Wiranto Ditusuk, Jokowi Perintahkan Kapolri Pertebal Pengamanan Pejabat
Merdeka.com - Presiden Joko Widodo (Jokowi) memerintahkan Kapolri Jenderal Tito Karnavian mempertebal pengamanan para pejabat tinggi negara. Hal itu menyusul insiden penusukan yang menimpa Menko Polhukam Wiranto di Pandeglang, Kamis (10/10) kemarin.
"Kemarin langsung saya udah perintahkan juga kepada Kapolri untuk pejabat-pejabat agar diberikan penambahan pengamanan," kata Jokowi kepada wartawan usai menjenguk Wiranto di RSPAD Gatot Subroto, Jakarta Pusat, Jumat (11/10).

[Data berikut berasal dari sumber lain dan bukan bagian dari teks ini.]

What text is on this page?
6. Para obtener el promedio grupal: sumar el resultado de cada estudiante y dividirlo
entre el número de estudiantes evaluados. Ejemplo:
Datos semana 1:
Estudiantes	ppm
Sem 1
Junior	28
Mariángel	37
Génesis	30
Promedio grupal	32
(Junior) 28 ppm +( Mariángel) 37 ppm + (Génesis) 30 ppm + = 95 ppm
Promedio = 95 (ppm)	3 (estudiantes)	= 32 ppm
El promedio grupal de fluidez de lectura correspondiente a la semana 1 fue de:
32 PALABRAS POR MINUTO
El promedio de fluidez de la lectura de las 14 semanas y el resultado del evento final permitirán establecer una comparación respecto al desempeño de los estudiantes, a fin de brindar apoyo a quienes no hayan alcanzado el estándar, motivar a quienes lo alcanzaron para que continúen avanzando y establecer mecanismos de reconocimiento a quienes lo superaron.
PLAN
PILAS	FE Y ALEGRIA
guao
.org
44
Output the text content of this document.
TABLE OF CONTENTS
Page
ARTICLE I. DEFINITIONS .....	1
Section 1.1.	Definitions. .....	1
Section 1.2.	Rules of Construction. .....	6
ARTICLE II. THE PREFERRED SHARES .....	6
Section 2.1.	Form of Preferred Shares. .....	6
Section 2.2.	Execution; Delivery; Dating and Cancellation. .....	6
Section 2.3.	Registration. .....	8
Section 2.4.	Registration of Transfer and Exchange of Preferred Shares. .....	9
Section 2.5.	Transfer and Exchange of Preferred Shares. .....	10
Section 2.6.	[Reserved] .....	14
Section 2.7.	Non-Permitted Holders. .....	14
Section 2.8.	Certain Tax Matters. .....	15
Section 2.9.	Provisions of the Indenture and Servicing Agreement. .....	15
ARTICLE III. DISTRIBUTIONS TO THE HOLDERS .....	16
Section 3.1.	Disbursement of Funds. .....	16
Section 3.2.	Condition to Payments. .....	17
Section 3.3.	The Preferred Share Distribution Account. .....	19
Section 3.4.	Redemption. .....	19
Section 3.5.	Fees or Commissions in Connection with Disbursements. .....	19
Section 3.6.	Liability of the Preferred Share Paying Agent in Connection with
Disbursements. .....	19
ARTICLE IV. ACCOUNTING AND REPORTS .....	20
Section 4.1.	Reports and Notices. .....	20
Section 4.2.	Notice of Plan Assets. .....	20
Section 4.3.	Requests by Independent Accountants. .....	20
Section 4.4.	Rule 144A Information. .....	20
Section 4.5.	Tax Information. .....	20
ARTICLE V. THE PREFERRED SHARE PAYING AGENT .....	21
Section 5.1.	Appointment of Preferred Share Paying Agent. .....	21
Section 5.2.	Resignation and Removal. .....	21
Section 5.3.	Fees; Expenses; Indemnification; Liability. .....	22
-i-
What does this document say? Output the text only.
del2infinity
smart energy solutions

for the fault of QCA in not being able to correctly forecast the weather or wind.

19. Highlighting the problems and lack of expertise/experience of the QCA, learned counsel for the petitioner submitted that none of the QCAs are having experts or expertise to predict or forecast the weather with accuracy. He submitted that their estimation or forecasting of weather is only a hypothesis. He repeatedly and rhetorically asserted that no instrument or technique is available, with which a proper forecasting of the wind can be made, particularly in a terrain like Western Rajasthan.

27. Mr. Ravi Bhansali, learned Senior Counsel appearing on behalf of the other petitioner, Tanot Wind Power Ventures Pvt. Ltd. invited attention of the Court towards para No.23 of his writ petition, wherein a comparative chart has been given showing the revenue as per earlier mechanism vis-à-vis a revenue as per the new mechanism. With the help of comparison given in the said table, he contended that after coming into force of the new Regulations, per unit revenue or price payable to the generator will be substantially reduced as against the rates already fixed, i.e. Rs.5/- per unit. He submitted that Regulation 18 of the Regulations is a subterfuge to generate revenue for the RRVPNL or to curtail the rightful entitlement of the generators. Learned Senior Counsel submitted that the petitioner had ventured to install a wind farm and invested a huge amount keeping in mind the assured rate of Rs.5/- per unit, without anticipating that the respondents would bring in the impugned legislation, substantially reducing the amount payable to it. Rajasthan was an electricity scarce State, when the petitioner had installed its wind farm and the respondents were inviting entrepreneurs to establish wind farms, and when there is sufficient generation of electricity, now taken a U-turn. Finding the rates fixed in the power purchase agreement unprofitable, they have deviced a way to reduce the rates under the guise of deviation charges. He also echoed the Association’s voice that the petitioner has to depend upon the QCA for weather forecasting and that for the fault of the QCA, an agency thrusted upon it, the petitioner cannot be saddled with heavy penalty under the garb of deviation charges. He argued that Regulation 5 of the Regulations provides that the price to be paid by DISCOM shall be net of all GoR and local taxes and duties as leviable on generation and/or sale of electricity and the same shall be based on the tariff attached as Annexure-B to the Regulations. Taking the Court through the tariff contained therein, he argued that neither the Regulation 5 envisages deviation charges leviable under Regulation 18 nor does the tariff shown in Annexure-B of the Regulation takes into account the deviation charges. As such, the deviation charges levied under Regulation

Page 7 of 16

Meskipun pengamanan sudah ada, namun Jokowi meminta agar ditambah agar hal serupa tidak terulang lagi.
"Meskipun sudah ada tetapi diberikan tambahan pengamanan agar peristiwa yg terjadi kepada Menko Polhukam Bapak Wiranto tidak terulang lagi," tuturnya.
Seperti diketahui, Menko Polhukam Wiranto ditusuk Syahril Alamsyah alias Abu Rara (31) di Alun-alun Menes, Pandeglang, Banten, Kamis (10/10). Saat beraksi Abu Rara didampingi istrinya Fitria Diana (21). Polisi dan BIN menyebut kedua pelaku bagian dari kelompok Jamaah Ansharut Daulah (JAD) Bekasi.
Wiranto mengalami kejadian ini ketika hendak kembali ke Jakarta menggunakan helikopter. Dia baru saja meresmikan gedung kampus Universitas Mathla'ul Anwar Pandeglang serta memberi kuliah umum. Ketika turun dari mobil Land Crusier tiba-tiba diserang.
Wiranto sempat dibawa ke Klinik Menes Medical Center Pandeglang, lalu dirujuk ke RSUD Pandeglang. Selanjutnya, dengan menggunakan helikopter dibawa ke RSPAD untuk menjalani operasi.
Selain Wiranto, Kapolsek Menes Kompol Daryanto, ulama Pandeglang, Fuad dan ajudan Danrem juga menjadi korban. Kompol Daryanto terluka diserang Fitria menggunakan gunting.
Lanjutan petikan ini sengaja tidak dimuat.